Birds Nest Stadium - Bejing China

Next  I looked at a bee's and the honeycomb shape they use to construct their hive.

It captivated me because of its strength and simplicity. It was actually the lightest and strongest structural design. I was also intrigued by its ability as a potential building block. What if we could make a building block style system of interconnecting honeycomb structures and make a pattern that served a functional purpose. I called it the honeycomb interlocking system. So after choosing the honeycomb pattern for our case, my buddy Mark told me about a really cool documentary on Netflix. The show was called, “The Code” and episode 2 was all about how the honeycomb design is the most efficient way to connect shapes. It's the most space-saving shape and has the lightest weight while providing maximum strength.

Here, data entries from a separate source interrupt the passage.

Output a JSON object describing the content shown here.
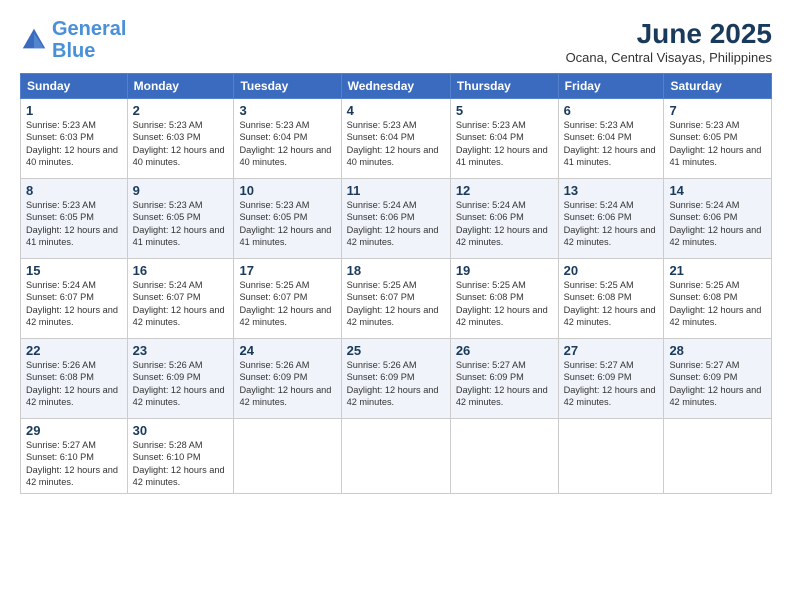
{
  "logo": {
    "line1": "General",
    "line2": "Blue"
  },
  "title": "June 2025",
  "location": "Ocana, Central Visayas, Philippines",
  "days_of_week": [
    "Sunday",
    "Monday",
    "Tuesday",
    "Wednesday",
    "Thursday",
    "Friday",
    "Saturday"
  ],
  "weeks": [
    [
      {
        "day": 1,
        "sunrise": "5:23 AM",
        "sunset": "6:03 PM",
        "daylight": "12 hours and 40 minutes."
      },
      {
        "day": 2,
        "sunrise": "5:23 AM",
        "sunset": "6:03 PM",
        "daylight": "12 hours and 40 minutes."
      },
      {
        "day": 3,
        "sunrise": "5:23 AM",
        "sunset": "6:04 PM",
        "daylight": "12 hours and 40 minutes."
      },
      {
        "day": 4,
        "sunrise": "5:23 AM",
        "sunset": "6:04 PM",
        "daylight": "12 hours and 40 minutes."
      },
      {
        "day": 5,
        "sunrise": "5:23 AM",
        "sunset": "6:04 PM",
        "daylight": "12 hours and 41 minutes."
      },
      {
        "day": 6,
        "sunrise": "5:23 AM",
        "sunset": "6:04 PM",
        "daylight": "12 hours and 41 minutes."
      },
      {
        "day": 7,
        "sunrise": "5:23 AM",
        "sunset": "6:05 PM",
        "daylight": "12 hours and 41 minutes."
      }
    ],
    [
      {
        "day": 8,
        "sunrise": "5:23 AM",
        "sunset": "6:05 PM",
        "daylight": "12 hours and 41 minutes."
      },
      {
        "day": 9,
        "sunrise": "5:23 AM",
        "sunset": "6:05 PM",
        "daylight": "12 hours and 41 minutes."
      },
      {
        "day": 10,
        "sunrise": "5:23 AM",
        "sunset": "6:05 PM",
        "daylight": "12 hours and 41 minutes."
      },
      {
        "day": 11,
        "sunrise": "5:24 AM",
        "sunset": "6:06 PM",
        "daylight": "12 hours and 42 minutes."
      },
      {
        "day": 12,
        "sunrise": "5:24 AM",
        "sunset": "6:06 PM",
        "daylight": "12 hours and 42 minutes."
      },
      {
        "day": 13,
        "sunrise": "5:24 AM",
        "sunset": "6:06 PM",
        "daylight": "12 hours and 42 minutes."
      },
      {
        "day": 14,
        "sunrise": "5:24 AM",
        "sunset": "6:06 PM",
        "daylight": "12 hours and 42 minutes."
      }
    ],
    [
      {
        "day": 15,
        "sunrise": "5:24 AM",
        "sunset": "6:07 PM",
        "daylight": "12 hours and 42 minutes."
      },
      {
        "day": 16,
        "sunrise": "5:24 AM",
        "sunset": "6:07 PM",
        "daylight": "12 hours and 42 minutes."
      },
      {
        "day": 17,
        "sunrise": "5:25 AM",
        "sunset": "6:07 PM",
        "daylight": "12 hours and 42 minutes."
      },
      {
        "day": 18,
        "sunrise": "5:25 AM",
        "sunset": "6:07 PM",
        "daylight": "12 hours and 42 minutes."
      },
      {
        "day": 19,
        "sunrise": "5:25 AM",
        "sunset": "6:08 PM",
        "daylight": "12 hours and 42 minutes."
      },
      {
        "day": 20,
        "sunrise": "5:25 AM",
        "sunset": "6:08 PM",
        "daylight": "12 hours and 42 minutes."
      },
      {
        "day": 21,
        "sunrise": "5:25 AM",
        "sunset": "6:08 PM",
        "daylight": "12 hours and 42 minutes."
      }
    ],
    [
      {
        "day": 22,
        "sunrise": "5:26 AM",
        "sunset": "6:08 PM",
        "daylight": "12 hours and 42 minutes."
      },
      {
        "day": 23,
        "sunrise": "5:26 AM",
        "sunset": "6:09 PM",
        "daylight": "12 hours and 42 minutes."
      },
      {
        "day": 24,
        "sunrise": "5:26 AM",
        "sunset": "6:09 PM",
        "daylight": "12 hours and 42 minutes."
      },
      {
        "day": 25,
        "sunrise": "5:26 AM",
        "sunset": "6:09 PM",
        "daylight": "12 hours and 42 minutes."
      },
      {
        "day": 26,
        "sunrise": "5:27 AM",
        "sunset": "6:09 PM",
        "daylight": "12 hours and 42 minutes."
      },
      {
        "day": 27,
        "sunrise": "5:27 AM",
        "sunset": "6:09 PM",
        "daylight": "12 hours and 42 minutes."
      },
      {
        "day": 28,
        "sunrise": "5:27 AM",
        "sunset": "6:09 PM",
        "daylight": "12 hours and 42 minutes."
      }
    ],
    [
      {
        "day": 29,
        "sunrise": "5:27 AM",
        "sunset": "6:10 PM",
        "daylight": "12 hours and 42 minutes."
      },
      {
        "day": 30,
        "sunrise": "5:28 AM",
        "sunset": "6:10 PM",
        "daylight": "12 hours and 42 minutes."
      },
      null,
      null,
      null,
      null,
      null
    ]
  ]
}
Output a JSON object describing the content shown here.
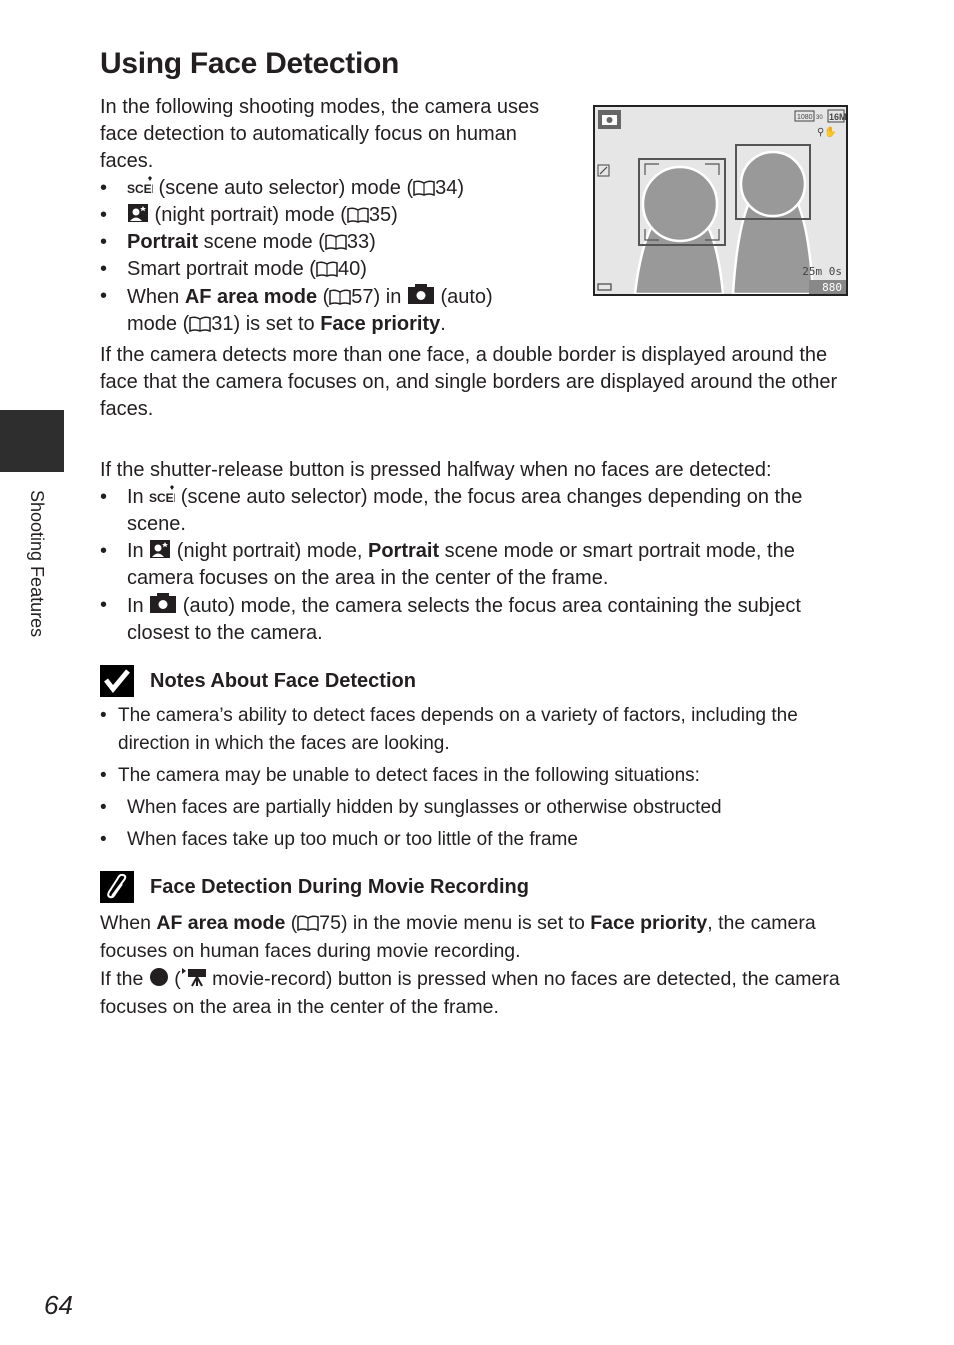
{
  "title": "Using Face Detection",
  "intro": "In the following shooting modes, the camera uses face detection to automatically focus on human faces.",
  "modes_list": [
    {
      "icon": "scene-auto-selector-icon",
      "text": " (scene auto selector) mode (",
      "ref": "34",
      "close": ")"
    },
    {
      "icon": "night-portrait-icon",
      "text": " (night portrait) mode (",
      "ref": "35",
      "close": ")"
    },
    {
      "bold": "Portrait",
      "text": " scene mode (",
      "ref": "33",
      "close": ")"
    },
    {
      "text": "Smart portrait mode (",
      "ref": "40",
      "close": ")"
    },
    {
      "pre": "When ",
      "bold": "AF area mode",
      "mid": " (",
      "ref": "57",
      "after_ref": ") in ",
      "icon": "auto-camera-icon",
      "post": " (auto) mode (",
      "ref2": "31",
      "post2": ") is set to ",
      "bold2": "Face priority",
      "end": "."
    }
  ],
  "double_border_para": "If the camera detects more than one face, a double border is displayed around the face that the camera focuses on, and single borders are displayed around the other faces.",
  "halfway_intro": "If the shutter-release button is pressed halfway when no faces are detected:",
  "halfway_list": [
    {
      "pre": "In ",
      "icon": "scene-auto-selector-icon",
      "text": " (scene auto selector) mode, the focus area changes depending on the scene."
    },
    {
      "pre": "In ",
      "icon": "night-portrait-icon",
      "text": " (night portrait) mode, ",
      "bold": "Portrait",
      "post": " scene mode or smart portrait mode, the camera focuses on the area in the center of the frame."
    },
    {
      "pre": "In ",
      "icon": "auto-camera-icon",
      "text": " (auto) mode, the camera selects the focus area containing the subject closest to the camera."
    }
  ],
  "notes": {
    "heading": "Notes About Face Detection",
    "items": [
      "The camera’s ability to detect faces depends on a variety of factors, including the direction in which the faces are looking.",
      "The camera may be unable to detect faces in the following situations:"
    ],
    "sub_items": [
      "When faces are partially hidden by sunglasses or otherwise obstructed",
      "When faces take up too much or too little of the frame"
    ]
  },
  "movie": {
    "heading": "Face Detection During Movie Recording",
    "p1_pre": "When ",
    "p1_bold": "AF area mode",
    "p1_mid": " (",
    "p1_ref": "75",
    "p1_post": ") in the movie menu is set to ",
    "p1_bold2": "Face priority",
    "p1_end": ", the camera focuses on human faces during movie recording.",
    "p2_pre": "If the ",
    "p2_mid": " (",
    "p2_post": " movie-record) button is pressed when no faces are detected, the camera focuses on the area in the center of the frame."
  },
  "screen": {
    "movie_size": "1080",
    "frame_rate": "30",
    "image_size": "16M",
    "remaining_time": "25m 0s",
    "exposures": "880"
  },
  "side_tab": "Shooting Features",
  "page_number": "64"
}
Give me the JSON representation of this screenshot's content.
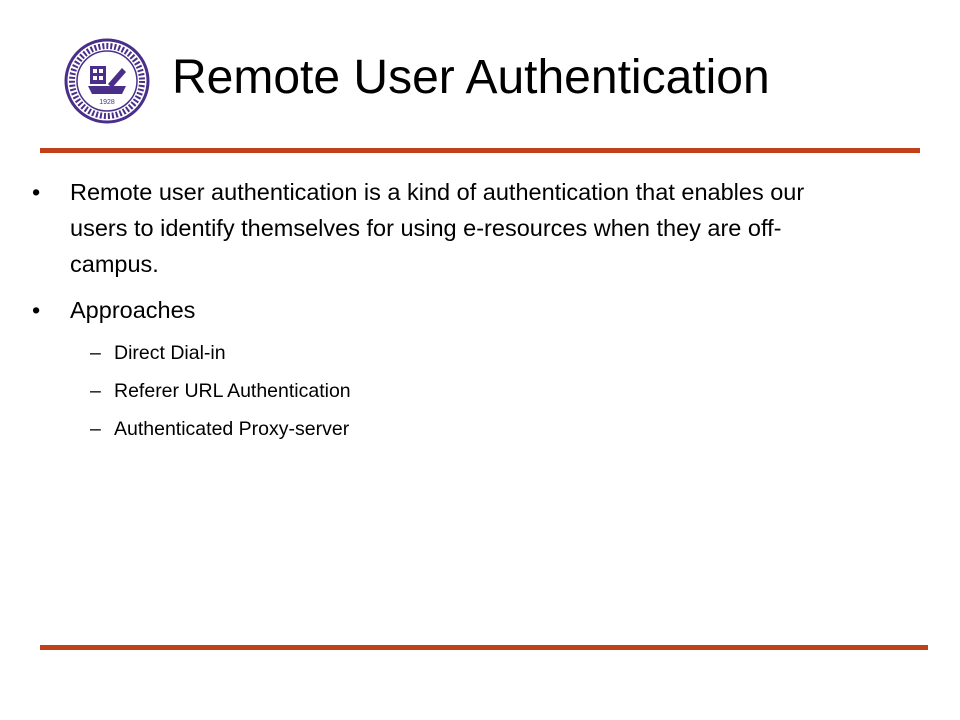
{
  "slide": {
    "title": "Remote User Authentication",
    "logo": {
      "icon": "university-seal-icon",
      "seal_text": "1928",
      "colors": {
        "ring": "#4a2f8a",
        "fill": "#ffffff"
      }
    },
    "accent_color": "#c0401a",
    "bullets": [
      {
        "text": "Remote user authentication is a kind of authentication that enables our users to identify themselves for using e-resources when they are off-campus.",
        "marker": "•"
      },
      {
        "text": "Approaches",
        "marker": "•",
        "subitems": [
          {
            "marker": "–",
            "text": "Direct Dial-in"
          },
          {
            "marker": "–",
            "text": "Referer URL Authentication"
          },
          {
            "marker": "–",
            "text": "Authenticated Proxy-server"
          }
        ]
      }
    ]
  }
}
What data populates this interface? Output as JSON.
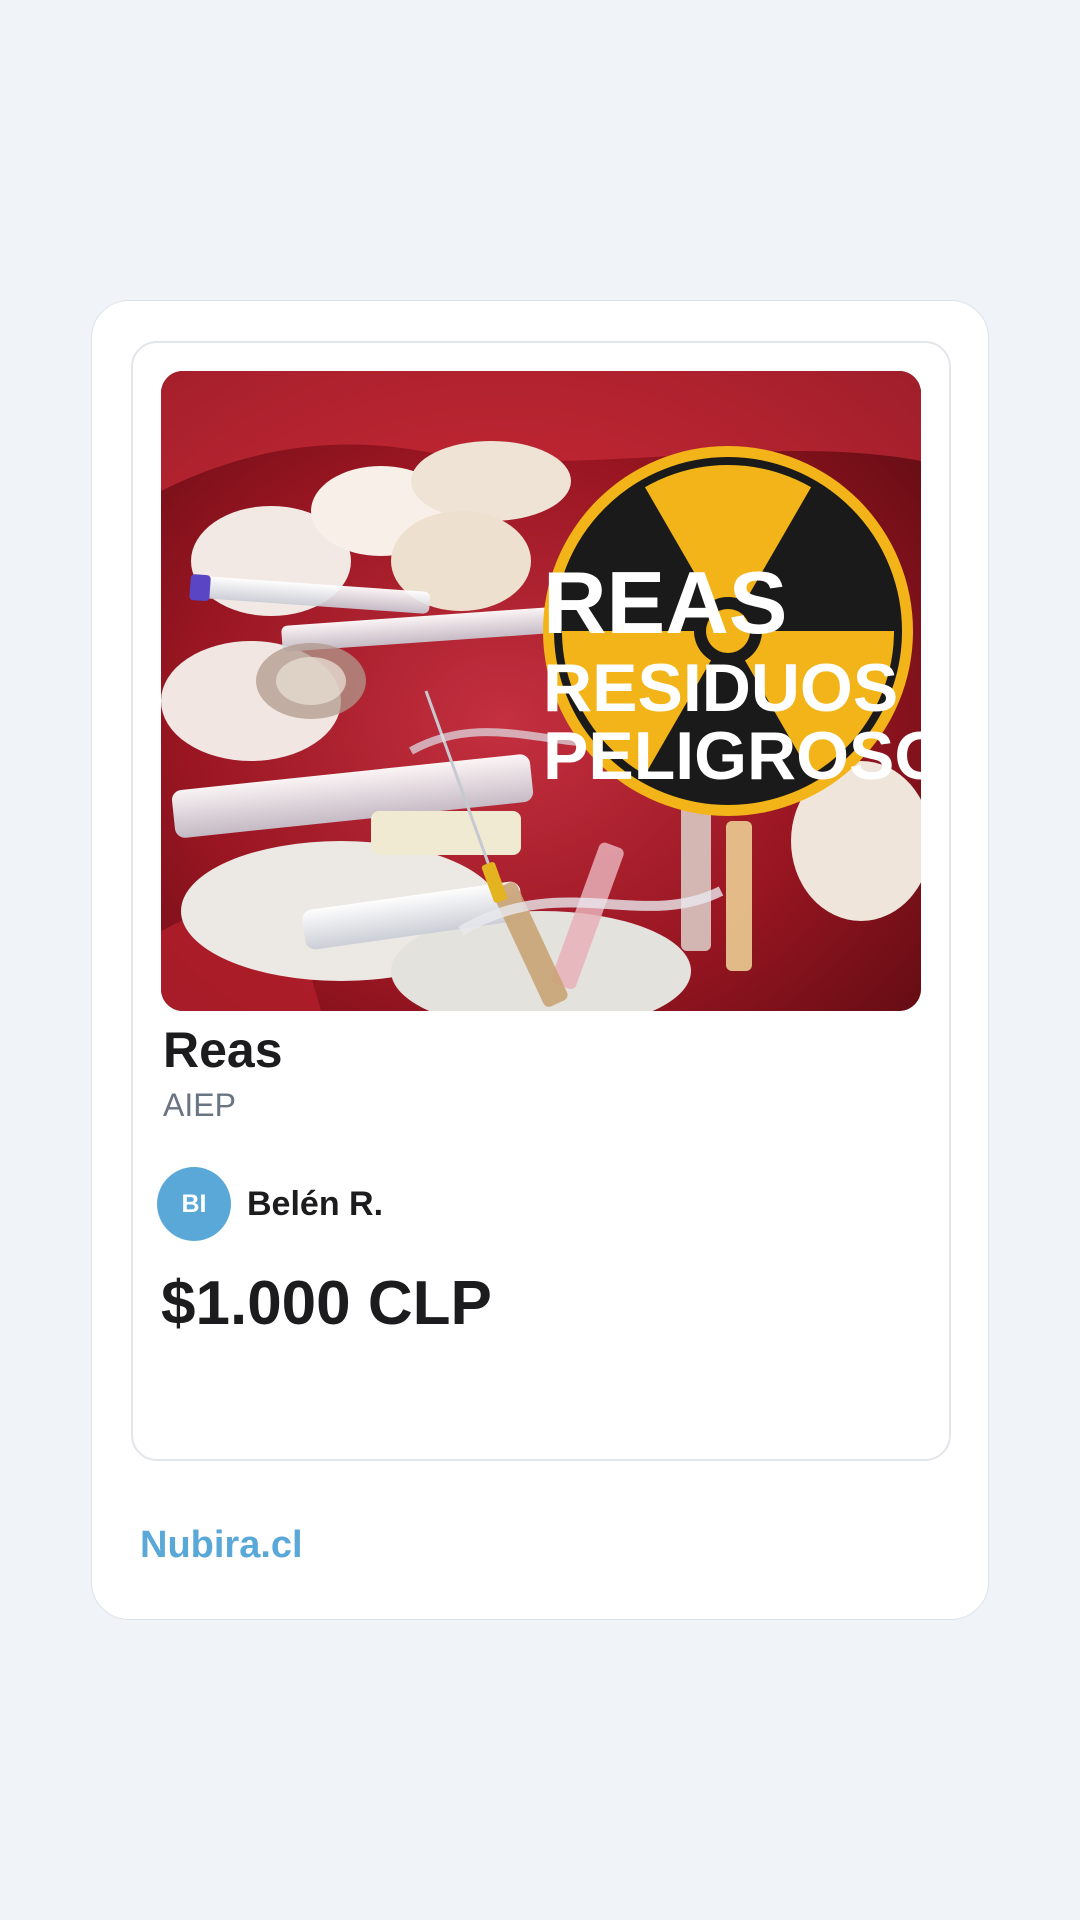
{
  "product": {
    "image_alt": "REAS RESIDUOS PELIGROSOS",
    "image_text": {
      "line1": "REAS",
      "line2": "RESIDUOS",
      "line3": "PELIGROSOS"
    },
    "title": "Reas",
    "subtitle": "AIEP",
    "seller": {
      "initials": "BI",
      "name": "Belén R."
    },
    "price": "$1.000 CLP"
  },
  "footer": {
    "brand": "Nubira.cl"
  },
  "colors": {
    "page_background": "#f0f4f8",
    "accent": "#5aa8d8",
    "text_primary": "#1c1c1e",
    "text_secondary": "#6b7482",
    "hazard_yellow": "#f2b418"
  }
}
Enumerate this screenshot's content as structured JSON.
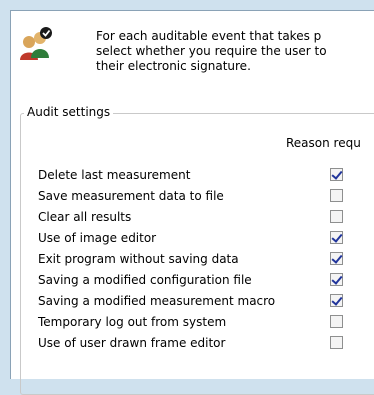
{
  "intro": {
    "text": "For each auditable event that takes p\nselect whether you require the user to\ntheir electronic signature."
  },
  "icons": {
    "header": "users-check-icon"
  },
  "audit": {
    "group_label": "Audit settings",
    "column_header": "Reason requ",
    "items": [
      {
        "label": "Delete last measurement",
        "checked": true
      },
      {
        "label": "Save measurement data to file",
        "checked": false
      },
      {
        "label": "Clear all results",
        "checked": false
      },
      {
        "label": "Use of image editor",
        "checked": true
      },
      {
        "label": "Exit program without saving data",
        "checked": true
      },
      {
        "label": "Saving a modified configuration file",
        "checked": true
      },
      {
        "label": "Saving a modified measurement macro",
        "checked": true
      },
      {
        "label": "Temporary log out from system",
        "checked": false
      },
      {
        "label": "Use of user drawn frame editor",
        "checked": false
      }
    ]
  },
  "colors": {
    "background": "#cfe1ee",
    "check": "#21359b"
  }
}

There really is no better pattern that is lighter and stronger using such a small amount of material as the honeycomb. Six walls all at 120 degrees in perfect symmetry is how the bees build their hives. This reinforced our decision to use the honeycomb, not just for the desk but the dozens of accessories a person would need for a modern workstation. We imagined a place for everything. The next step was to send over some initial sketches to Mira to integrate the honeycomb pattern into the design of the desk. She came back with the sketches and we loved it! It was July 28th, 2015 only 15 days after I had gone from a cardboard box into a beautifully designed desk that served a functional purpose. We were really on to something!